A Learning Experience
As much pride and honor in my hair as my mother instilled in me, there was bound to come a time when something beyond the weirdo comments the boys in the hood made about my hair would occur.
I was 9 when I was playing on a church playground; a Lutheran church thou shalt not name. As myself and my best friends, twins, noticed a lady entering the outbuilding near the playground, we thought it would be the perfect opportunity to get to use the bathroom, snatch some water, and refresh instead of having to walk the entire two blocks home. So we approached her and me being me spoke up, "Can we use the bathroom please?"
She turned to us, glanced at me, glanced at the twins, glared back at me and said, "No you cannot Daughter of Judas, I'd rather you leave entirely before you betray someone I love."
And I was speechless, even if for only a moment. Before I spewed something at her that likely concreted for her that she had a mini-demon hell spawn on her sacred church ground. The thing is, even though my mother took me to church regularly, I still wasn't quite sure what she meant. I only knew Judas was a bad guy, and this old lady wouldn't let me and my friends pee in her church.
Later that night, I asked my mother. "What does it mean if someone says Daughter of Judas?" She shared with me that it was a deep insult given to someone who would betray anyone and everyone in their lives. The scowl on my face probably told her all she needed to know, but when she asked me how I had come by that phrase, I neatly lied and said I had heard it on TV. I don't know what she would have done had I told her, and I don't doubt she would have hunted that woman down and forced an apology, but I had already been burnt by this insult, and I just wanted to seethe alone.
The Angry Redhead
The combination of my views on religions, Christianity in particular, and having blazing copper colored hair has gotten me called angry quite often. And even without the standpoint on religion, redheads are often accused of being angry simply because they can be fairly quick to jump up and get real loud to defend themselves in any battle, verbal or physical.
The thing is, I am not an angry person. I am utterly as laid back as someone can be without sleeping. Nothing really riles me. I don't sit behind my screen and grit my teeth, worry about the woes of the world, or pound my keyboard over random idiots on the internet, and we all know there are a lot of them.
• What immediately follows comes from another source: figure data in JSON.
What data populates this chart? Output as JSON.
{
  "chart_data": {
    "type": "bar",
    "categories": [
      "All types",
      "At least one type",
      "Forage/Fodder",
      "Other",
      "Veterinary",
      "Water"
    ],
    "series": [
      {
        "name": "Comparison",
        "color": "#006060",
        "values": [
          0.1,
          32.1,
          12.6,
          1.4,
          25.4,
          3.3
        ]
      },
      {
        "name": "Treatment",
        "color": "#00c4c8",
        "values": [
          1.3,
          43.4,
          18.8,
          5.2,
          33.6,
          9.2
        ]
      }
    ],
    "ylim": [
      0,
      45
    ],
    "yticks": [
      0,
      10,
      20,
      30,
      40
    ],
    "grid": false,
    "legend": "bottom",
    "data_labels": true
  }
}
Maybe the bigger problem is that because I believe in live and let live when someone brings an unwanted issue to me I get really pissed off about it. How dare you invade my life with your nonsense? So how does defending oneself against the injustices of life make me angry? Well, if you truly believe that, then you also need to show due respect and honor to those who are 'angry' because in the past, and in the future, these were the warriors of your world.
It's funny; I was a very scrawny kid. I never got in fights until junior high school, and then only 2. But I was also always the first girl picked in school sports, the first one chosen in contests of strength, intelligence, and academics.
In general, women have always treated me far worse than men. There is definitely some truth in the fact that there is a lingering unspoken vibe that the Bible brought into the picture, the one that assumes redheads are sexually promiscuous. However, it is also true that the men perpetuate this nonsense by always thinking they have to pay special attention to a redhead in the room, likely annoying their girlfriends for many reasons. Quite bluntly, men, these days seem to feel like they have to have at least one redhead under their belt, and women of all hair colors know this. It doesn't make things easy for the redheads that really don't want your boyfriend, husband, or partner.